To view a portfolio of Cathy's work over her past several books, please go to http://www.irisbooks.com/bowers/bowers_port.htm.

Here are two poems from her new collection.




Cool Radio


When she calls and asks
f I will drive her to the mall,
our city’s newest labyrinth

of glittering stuff, I know my sister
has come back to me, back
from November’s shock of blood,

the exams, the x-rays, the surgeon’s
winnowing blade. She is one week
out of the hospital, chemo bag

draped casually across her shoulder,
spilling its slow promise
into her veins.
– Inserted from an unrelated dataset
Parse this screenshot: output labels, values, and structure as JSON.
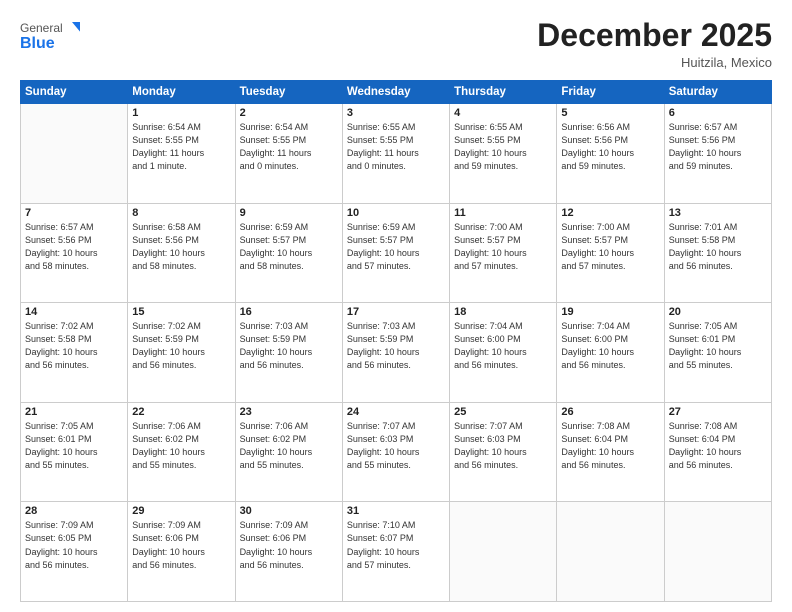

Odd how stylish

in the mall’s fluorescent lights,
a Gucci or von Furstenburg,
its pale blue plastic shiny

as the toy shoes and purses
we used to play grownup in.
I loop my left arm through her

frail right, her tired gait lanky,
almost chic, steady her against
the teenage throng, tattooed

and pierced and spiked, past
racks of skirts and dresses, tier
upon tier of stiletto heels

like the ones our dead mother
in her younger years
suffered in so beautifully.

At the base of the escalator,
beyond The Limited and The Gap,
a girl too young for fashion’s

fleeting realm spies the apparatus
around my sister’s neck. “Cool
radio,” she whispers to no one

as we all step on together.


Solace




Each morning in my mailbox
or tucked into a quiet cove
of my front porch, another
burden of solace
reminding me again
my husband is dead.

Last week, an oval cardboard box
decoupaged in stars, inside, its nested
offering—a cache of still-warm eggs
gleaned from my neighbor’s henhouse.

Yesterday, a Peruvian prayer shawl,
the warp and weft of its holy weave
climbing, like girders of a bridge,
its sturdy warmth.

And today this handmade flute,
turned and hollowed and carved
by Laughing Crow, enigmatic
shaman of some distant plain.

See its little row of holes
lined up like perfect planets,
as if having not yet learned
the universe had collapsed.

See my lips pressed to the tiny
breathless gape of its own mouth.
As if my lungs could conjure anything.
As if it were the one needing to be saved.